銀白色的月光灑在校園的馬路上,月光下,馬路兩旁那白楊樹像一位英俊的少年挺立在那裏,而那些柳樹更像一位亭亭玉立的少女,長長的柳葉像少女垂落下來的頭發。


    楊軒坐在警車裏看著眼前的一切,他的身邊是疲憊不堪的趙晨。


    “這麽說真的有這麽一個變態的存在?”


    趙晨點了支煙,試圖趕走些困意。


    “沒錯,不過他的死亡時間和張帆的接近,所以不會是兇手。”


    楊軒靠在了椅子上,他有些不太願意迴答趙晨的問題,因為他一直在等待痕檢組的檢驗結果。


    趙晨看出了楊軒的態度,所以在問題得到答案後就再也沒有開口過了。


    痕檢組的電話在臨近午夜的時候打了過來,他們告訴楊軒444寢室的鎖有被新鑰匙開過的痕跡,裏麵新鑰匙的殘留物很明顯。


    “能知道些別的嗎?比如鑰匙在哪裏配的?”


    “這個不能,因為鑰匙的材質很簡單,所以任何一個配鑰匙的地方都可以配。”


    電話掛斷後又是一陣沉默,原本以為可以在鑰匙上麵找的線索的楊軒像一個泄了氣的皮球一樣沮喪。


    楊軒向趙晨要了支煙,他沒有選擇在車裏抽,而是下車後靠在了車門上。伴隨著吞雲吐霧,遠遠看去是那麽的惆悵。


    “其實鑰匙上還是有線索的,無論是誰打開了444寢室的門都需要用到原鑰匙去配。要是宿管那裏沒有丟鑰匙的話,應該就是曾經在這間寢室裏住過的人幹的。

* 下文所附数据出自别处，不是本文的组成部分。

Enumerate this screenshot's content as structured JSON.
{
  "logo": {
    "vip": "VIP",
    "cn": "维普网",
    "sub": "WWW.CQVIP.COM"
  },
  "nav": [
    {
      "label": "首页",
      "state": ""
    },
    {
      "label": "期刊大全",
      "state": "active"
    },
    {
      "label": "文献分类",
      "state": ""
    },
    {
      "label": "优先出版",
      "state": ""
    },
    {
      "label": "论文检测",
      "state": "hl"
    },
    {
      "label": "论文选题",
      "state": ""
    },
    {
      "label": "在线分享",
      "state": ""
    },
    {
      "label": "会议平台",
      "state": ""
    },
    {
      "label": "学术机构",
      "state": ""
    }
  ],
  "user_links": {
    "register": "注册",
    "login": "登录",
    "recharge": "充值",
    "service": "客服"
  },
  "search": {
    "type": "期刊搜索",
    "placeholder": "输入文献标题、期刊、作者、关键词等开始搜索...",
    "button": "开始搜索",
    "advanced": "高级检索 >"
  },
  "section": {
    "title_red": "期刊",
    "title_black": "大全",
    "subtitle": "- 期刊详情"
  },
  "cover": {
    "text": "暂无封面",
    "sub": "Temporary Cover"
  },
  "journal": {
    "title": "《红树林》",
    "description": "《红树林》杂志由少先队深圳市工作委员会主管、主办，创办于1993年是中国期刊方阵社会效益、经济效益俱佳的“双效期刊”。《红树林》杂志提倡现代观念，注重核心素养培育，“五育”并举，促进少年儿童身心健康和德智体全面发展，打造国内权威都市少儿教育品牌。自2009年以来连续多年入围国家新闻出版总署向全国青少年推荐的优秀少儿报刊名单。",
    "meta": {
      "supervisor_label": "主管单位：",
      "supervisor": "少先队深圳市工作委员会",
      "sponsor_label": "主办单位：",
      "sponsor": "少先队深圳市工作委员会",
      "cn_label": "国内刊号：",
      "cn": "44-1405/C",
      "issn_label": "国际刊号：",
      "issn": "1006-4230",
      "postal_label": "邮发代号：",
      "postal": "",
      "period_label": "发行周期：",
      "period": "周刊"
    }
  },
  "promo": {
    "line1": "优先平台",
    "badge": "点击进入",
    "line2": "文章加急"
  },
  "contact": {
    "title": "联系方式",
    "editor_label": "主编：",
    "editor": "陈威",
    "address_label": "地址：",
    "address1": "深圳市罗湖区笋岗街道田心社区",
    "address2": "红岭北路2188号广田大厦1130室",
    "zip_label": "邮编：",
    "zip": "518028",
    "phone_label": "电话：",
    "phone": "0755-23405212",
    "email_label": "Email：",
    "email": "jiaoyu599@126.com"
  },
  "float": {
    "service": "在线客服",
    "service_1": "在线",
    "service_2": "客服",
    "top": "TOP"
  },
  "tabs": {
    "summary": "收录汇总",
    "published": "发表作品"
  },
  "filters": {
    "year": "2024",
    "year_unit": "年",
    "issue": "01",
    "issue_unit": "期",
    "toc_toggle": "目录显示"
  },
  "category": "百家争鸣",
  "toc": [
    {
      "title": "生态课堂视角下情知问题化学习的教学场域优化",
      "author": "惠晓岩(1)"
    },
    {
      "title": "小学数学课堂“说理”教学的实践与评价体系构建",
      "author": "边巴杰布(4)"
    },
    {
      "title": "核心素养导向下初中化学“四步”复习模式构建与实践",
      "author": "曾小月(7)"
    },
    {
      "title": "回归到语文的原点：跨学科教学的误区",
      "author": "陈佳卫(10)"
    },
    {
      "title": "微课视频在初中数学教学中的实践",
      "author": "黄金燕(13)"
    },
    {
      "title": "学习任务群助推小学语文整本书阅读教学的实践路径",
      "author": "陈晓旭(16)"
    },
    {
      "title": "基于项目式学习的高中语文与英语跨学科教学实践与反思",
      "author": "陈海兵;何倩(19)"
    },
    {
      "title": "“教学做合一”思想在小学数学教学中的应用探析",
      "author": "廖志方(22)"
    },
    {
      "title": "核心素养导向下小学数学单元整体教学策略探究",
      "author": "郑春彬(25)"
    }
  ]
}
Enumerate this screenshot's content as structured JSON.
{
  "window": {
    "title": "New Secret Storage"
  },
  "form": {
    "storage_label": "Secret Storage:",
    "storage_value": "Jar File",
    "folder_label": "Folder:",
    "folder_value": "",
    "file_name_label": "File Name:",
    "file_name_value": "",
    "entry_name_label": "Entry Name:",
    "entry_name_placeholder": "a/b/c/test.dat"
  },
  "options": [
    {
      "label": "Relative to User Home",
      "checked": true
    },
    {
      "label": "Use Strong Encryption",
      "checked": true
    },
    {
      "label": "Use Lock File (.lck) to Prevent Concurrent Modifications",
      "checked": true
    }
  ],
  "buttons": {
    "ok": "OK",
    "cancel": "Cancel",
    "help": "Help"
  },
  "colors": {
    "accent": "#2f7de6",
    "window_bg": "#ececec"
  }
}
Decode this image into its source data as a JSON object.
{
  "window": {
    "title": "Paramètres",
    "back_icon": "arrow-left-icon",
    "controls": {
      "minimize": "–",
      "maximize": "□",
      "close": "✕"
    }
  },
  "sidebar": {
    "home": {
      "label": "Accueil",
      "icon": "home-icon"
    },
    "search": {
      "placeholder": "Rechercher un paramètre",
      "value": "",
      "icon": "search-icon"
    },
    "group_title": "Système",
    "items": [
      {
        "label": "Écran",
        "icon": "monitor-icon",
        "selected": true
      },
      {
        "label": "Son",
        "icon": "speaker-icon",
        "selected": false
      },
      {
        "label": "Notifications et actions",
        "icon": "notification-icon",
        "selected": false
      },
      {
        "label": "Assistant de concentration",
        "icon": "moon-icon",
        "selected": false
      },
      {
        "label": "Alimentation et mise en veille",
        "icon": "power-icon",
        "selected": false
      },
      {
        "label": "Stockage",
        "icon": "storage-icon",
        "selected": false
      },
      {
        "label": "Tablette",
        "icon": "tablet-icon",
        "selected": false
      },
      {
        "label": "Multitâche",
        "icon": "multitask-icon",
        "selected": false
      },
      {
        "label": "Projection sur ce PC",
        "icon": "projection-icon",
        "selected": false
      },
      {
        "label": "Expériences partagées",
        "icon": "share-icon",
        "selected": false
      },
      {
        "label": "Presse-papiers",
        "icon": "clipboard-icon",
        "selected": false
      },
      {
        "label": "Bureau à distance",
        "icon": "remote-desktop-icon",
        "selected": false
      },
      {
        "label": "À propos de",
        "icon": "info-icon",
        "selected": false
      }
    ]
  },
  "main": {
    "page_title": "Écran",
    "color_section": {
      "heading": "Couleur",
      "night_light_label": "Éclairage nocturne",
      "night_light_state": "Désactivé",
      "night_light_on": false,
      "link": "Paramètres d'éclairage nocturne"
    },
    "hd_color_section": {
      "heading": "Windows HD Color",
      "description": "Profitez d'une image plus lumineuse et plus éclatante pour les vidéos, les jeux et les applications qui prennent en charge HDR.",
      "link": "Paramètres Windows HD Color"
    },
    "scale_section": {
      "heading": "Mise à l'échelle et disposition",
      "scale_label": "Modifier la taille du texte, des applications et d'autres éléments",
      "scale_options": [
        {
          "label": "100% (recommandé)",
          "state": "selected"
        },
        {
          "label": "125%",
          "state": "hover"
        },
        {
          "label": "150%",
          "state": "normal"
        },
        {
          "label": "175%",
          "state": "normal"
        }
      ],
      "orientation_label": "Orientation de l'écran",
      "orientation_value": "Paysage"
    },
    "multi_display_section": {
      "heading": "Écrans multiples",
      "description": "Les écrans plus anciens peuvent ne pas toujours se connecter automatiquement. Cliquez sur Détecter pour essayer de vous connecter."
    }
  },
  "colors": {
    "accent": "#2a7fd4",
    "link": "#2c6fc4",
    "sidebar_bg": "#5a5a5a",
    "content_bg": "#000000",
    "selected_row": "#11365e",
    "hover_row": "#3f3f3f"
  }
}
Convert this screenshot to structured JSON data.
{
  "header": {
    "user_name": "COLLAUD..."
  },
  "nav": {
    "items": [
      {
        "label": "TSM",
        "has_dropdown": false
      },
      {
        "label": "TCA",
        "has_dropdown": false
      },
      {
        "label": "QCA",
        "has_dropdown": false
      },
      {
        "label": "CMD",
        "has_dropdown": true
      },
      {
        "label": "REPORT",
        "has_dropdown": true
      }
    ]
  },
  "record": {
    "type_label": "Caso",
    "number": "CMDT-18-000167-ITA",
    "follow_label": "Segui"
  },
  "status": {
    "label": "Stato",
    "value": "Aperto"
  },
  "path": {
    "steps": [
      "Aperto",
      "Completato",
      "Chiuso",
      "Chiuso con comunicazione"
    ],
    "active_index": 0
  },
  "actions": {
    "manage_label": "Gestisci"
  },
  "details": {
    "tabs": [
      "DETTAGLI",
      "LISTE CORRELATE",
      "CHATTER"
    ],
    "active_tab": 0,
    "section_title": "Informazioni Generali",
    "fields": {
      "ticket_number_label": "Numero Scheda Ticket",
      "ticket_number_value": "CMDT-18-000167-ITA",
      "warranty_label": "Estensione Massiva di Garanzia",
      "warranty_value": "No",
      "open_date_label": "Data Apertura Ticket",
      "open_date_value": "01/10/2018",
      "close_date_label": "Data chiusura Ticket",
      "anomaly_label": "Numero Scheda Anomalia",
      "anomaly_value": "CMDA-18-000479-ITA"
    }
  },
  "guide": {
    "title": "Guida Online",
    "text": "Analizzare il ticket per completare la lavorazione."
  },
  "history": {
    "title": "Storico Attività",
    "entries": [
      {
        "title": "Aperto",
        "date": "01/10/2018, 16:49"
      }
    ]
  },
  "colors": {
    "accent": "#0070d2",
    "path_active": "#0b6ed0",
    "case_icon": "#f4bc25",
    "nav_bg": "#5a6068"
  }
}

”


    趙晨的分析並沒有讓楊軒打起精神,因為死去的韋俊就是444寢室唯一一個住過的人了。根據李文博的證詞,他沒有作案的時間。


    “張琳的社會關係查清楚了嗎?”


    既然死者張琳生前在河邊和兇手做著不可描述的事情,那麽那個兇手很有可能是她的男朋友。原本坐在車裏的趙晨此時也下了車,他一邊詢問楊軒,一邊也學著對方靠在車門上。


    “她舍友都說有一個,但是保密工作做的好,沒人見過而已。不過既然在河邊發生了關係,就不排除他們會去賓館。我們已經派人在全市的賓館進行排查,或許能有線索。”


    “丟失的鞋子呢?張涵既然有一雙張帆的鞋子,剩餘的鞋子是不是也在他那裏?”


    “在,同組的警員就在張涵的寢室衣櫃裏發現了張帆全部的鞋子。而且殺害韋俊的兇手應該到過張帆的案發現場。”


    楊軒迴答了趙晨的問題,同時他又說了另一個毫不相幹的答案。


    “什麽意思?難道是—?!”


    趙晨在聽完楊軒的迴答後先是眉頭一緊,接著他如醍醐灌頂一般的明白了答案的含義。


    在發現張涵的屍體後,同組的警員就在張涵的寢室衣櫃裏發現了張帆全部的鞋子。有寢室的同學證實在他死之前曾經迴到過宿舍,當時手裏拿著一個黑色塑料袋,裏麵不知道裝了一大包什麽東西。最終那個袋子放進了衣櫃裏。


    很明顯,張涵到過張帆的案發現場,很可能是第一個。有著怪異心理的他拿走了張帆所有的鞋子,然後放迴了自己的寢室。再然後,他不知道通過什麽方式抵達了444寢室,做著不可描述的事情並在極度興奮下死去。


    張涵的死亡時間和趙帆的差不多,也就是說拿走韋俊鞋子的並不是他。那麽兇手拿走韋俊鞋子的原因極有可能是想栽贓。所以,兇手應該在張涵拿走張帆鞋子後到過案發現場。


    “這個人不簡單。殺害張帆和韋俊明顯是同一人所為,他能返迴案發現場說明他的心理素質極強。而且他還發現了鞋子的問題。最主要的是我們不排除他利用這個機會去破壞案發現場。”


    此時此刻,趙晨意識到楊軒麵對的對手是個極其可怕的人。


    “沒錯,如果張琳的死也和他有關,那麽他就更加厲害了。在殺人前還不忘滿足自己的欲望。”


    就在楊軒和趙晨討論案情的時候,一聲槍響迴蕩在楓林市市中心,接著,一個纖細的身影從屋頂上墜落下去。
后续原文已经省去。